Brand intimacy: A new paradigm in marketing
by Mario Natarelli, Managing Partner, MBLM

Mario Natarelli unveils the concept of brand intimacy. He emphasises why forming emotional bonds with consumers – and other stakeholders – will lead to growth. 

5th October 2022 Read time: 5 minutes Watch time: 33 minutes

People form relationships with brands the same way they develop relationships with other people. The emotional science that measures the bonds consumers have with the brands they use and love is known as brand intimacy. It’s an emerging theory that Mario Natarelli, Managing Partner of agency MBLM (pronounced ‘emblem’), says, if overlooked, could be scuppering a business’s growth.

The term ‘brand intimacy’ was coined by Mario and his co-author Rina Plapler in a 2017 book named Brand Intimacy: A new paradigm in marketing. One global pandemic later, it seems their theory is more valuable than ever.

He joined the What’s Possible Community sessions to reveal how intimacy can be established, measured, and maintained.

Forming emotional bonds to unlock growth

Mario emphasizes that forming strong bonds with all business stakeholders is critical for recovery and growth post-pandemic. Understanding how to build an intimate brand is key to success.

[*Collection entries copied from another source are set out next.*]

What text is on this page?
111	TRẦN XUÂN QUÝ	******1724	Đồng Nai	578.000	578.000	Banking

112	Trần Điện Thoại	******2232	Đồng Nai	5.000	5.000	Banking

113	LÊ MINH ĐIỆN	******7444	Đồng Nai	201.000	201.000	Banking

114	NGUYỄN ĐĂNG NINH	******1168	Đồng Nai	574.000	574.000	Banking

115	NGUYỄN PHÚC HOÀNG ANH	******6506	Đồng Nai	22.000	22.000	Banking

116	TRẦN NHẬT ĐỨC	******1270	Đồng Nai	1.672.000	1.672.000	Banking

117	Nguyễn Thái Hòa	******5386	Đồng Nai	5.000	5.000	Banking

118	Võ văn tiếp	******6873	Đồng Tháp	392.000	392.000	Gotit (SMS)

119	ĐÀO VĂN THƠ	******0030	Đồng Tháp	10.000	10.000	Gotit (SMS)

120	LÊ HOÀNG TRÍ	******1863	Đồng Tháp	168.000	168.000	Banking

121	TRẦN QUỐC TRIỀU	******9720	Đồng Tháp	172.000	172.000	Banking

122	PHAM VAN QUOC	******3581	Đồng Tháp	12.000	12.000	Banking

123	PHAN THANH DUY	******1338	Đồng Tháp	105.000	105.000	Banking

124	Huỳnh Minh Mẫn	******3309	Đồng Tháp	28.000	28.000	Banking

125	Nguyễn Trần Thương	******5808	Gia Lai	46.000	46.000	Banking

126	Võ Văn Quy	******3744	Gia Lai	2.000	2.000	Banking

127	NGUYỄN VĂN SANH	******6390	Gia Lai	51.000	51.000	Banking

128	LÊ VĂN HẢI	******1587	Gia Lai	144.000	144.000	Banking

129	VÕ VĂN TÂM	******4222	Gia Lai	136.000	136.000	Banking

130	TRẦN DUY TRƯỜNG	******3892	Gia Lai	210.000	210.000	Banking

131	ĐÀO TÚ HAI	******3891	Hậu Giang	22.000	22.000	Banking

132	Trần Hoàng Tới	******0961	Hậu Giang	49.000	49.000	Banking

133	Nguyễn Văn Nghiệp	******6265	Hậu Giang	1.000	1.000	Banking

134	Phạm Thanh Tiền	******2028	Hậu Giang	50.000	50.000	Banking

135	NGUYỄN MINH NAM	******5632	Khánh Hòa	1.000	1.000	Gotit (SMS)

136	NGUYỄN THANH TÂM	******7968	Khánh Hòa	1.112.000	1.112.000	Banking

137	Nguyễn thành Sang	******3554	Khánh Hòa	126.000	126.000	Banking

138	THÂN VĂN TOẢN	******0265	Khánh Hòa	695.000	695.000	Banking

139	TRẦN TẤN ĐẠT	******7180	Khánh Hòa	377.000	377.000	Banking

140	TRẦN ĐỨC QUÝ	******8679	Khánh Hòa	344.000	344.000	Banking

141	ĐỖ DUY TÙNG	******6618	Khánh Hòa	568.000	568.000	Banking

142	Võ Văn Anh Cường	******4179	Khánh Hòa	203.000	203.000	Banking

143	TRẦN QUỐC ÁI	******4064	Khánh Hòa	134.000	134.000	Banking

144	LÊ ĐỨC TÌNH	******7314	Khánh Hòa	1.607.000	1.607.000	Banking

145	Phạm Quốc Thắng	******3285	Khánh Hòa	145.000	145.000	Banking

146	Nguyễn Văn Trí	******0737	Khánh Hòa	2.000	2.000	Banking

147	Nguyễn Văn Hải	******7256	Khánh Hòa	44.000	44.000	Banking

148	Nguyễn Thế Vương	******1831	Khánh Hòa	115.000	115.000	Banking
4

If you think about a brand less as a ’thing’, and more about the bonds its forming with your stakeholders, that’s a sort of universal truth and a value. The bonds you’re forming can’t be any more important than they ever were. They should be your sole, core focus,” he said.

Brands need to build an ecosystem of their stakeholders and ensure there is a genuine, authentic connection with the brand. Mario stresses it’s not just your customers you want to be intimate with; it’s your employees, your influencers, your partners et al.

He points out that behavioural scientists have proven that humans make decisions based on emotion, yet most of the ways businesses measure, build and manage their brands don’t reflect this. Brand intimacy creates a new and more elevated form of loyalty – one that is based on emotional connection.

Engineering intimacy

Through the extensive research that uncovered the importance of brand intimacy, Mario and his team discovered incredible results. They reveal that intimate brands outperform the Fortune 500, and Standard & Poor’s index.

They also found that the more intimate consumers are with a brand, the more they are willing to spend on a product, and the more they are willing to engage with a brand.

For brands that have not prioritised intimacy, he says they should segment their audiences and measure the strength of the bonds they have been forming. This way, they can find out what stages of intimacy they are in. Mario and his team have developed a model that brands can use to measure the emotional bonds a business has, and how they can leverage them in the future.

The model is flexible for brands in any industry. The point is measuring the bonds that you’re forming, understanding how those compare and relate to your peers or your competitors, and then implementing strategies that you know will improve the intimacy with your brand,” Mario explained.

Learning from the most intimate brands

MBLM this year completed an AI-powered study of more than 600 brands globally, to evidence which was most intimate with their consumers. The agency used natural language processing to look at social media mentions of each brand on the internet, cross-referenced them to their intimacy models, and produced a list of brands consumers felt the most intimate with.

The top 5 brands that achieved the highest intimacy scores were Disney, Tesla, Apple, Sony, and YouTube. To access the report, you can click here. The report also identified emerging industries where brand intimacy is done right: gaming, crypto, and sports.

All of these industries are where the future megabrands will come from. They are bonding with the Gen Z audience. Crypto is interesting because transparency and control is a huge driver of the power of these brands. They remove the middlemen from the role that you have with your money,” Mario explained.

That paradigm shift in that industry is very clearly why people are bonding with those brands. They’re outperforming iconic financial service institutions that have been around, in some cases, for a hundred years. And have built multi-billion-dollar businesses and invested heavily in those brands. Here come these upstarts and they completely jump them in terms of overall intimacy and performance”.

Mario suggests that marketers can learn a lot from the brands that ranked highly in their brand intimacy study. He cautions that in a rapidly changing marketplace, brands must be adaptable to survive. Outdated strategies, methods, and techniques in brand building will not be effective in today’s landscape. Brands need to use innovative thinking to meet tomorrow’s challenges – and become more intimate with all their stakeholders.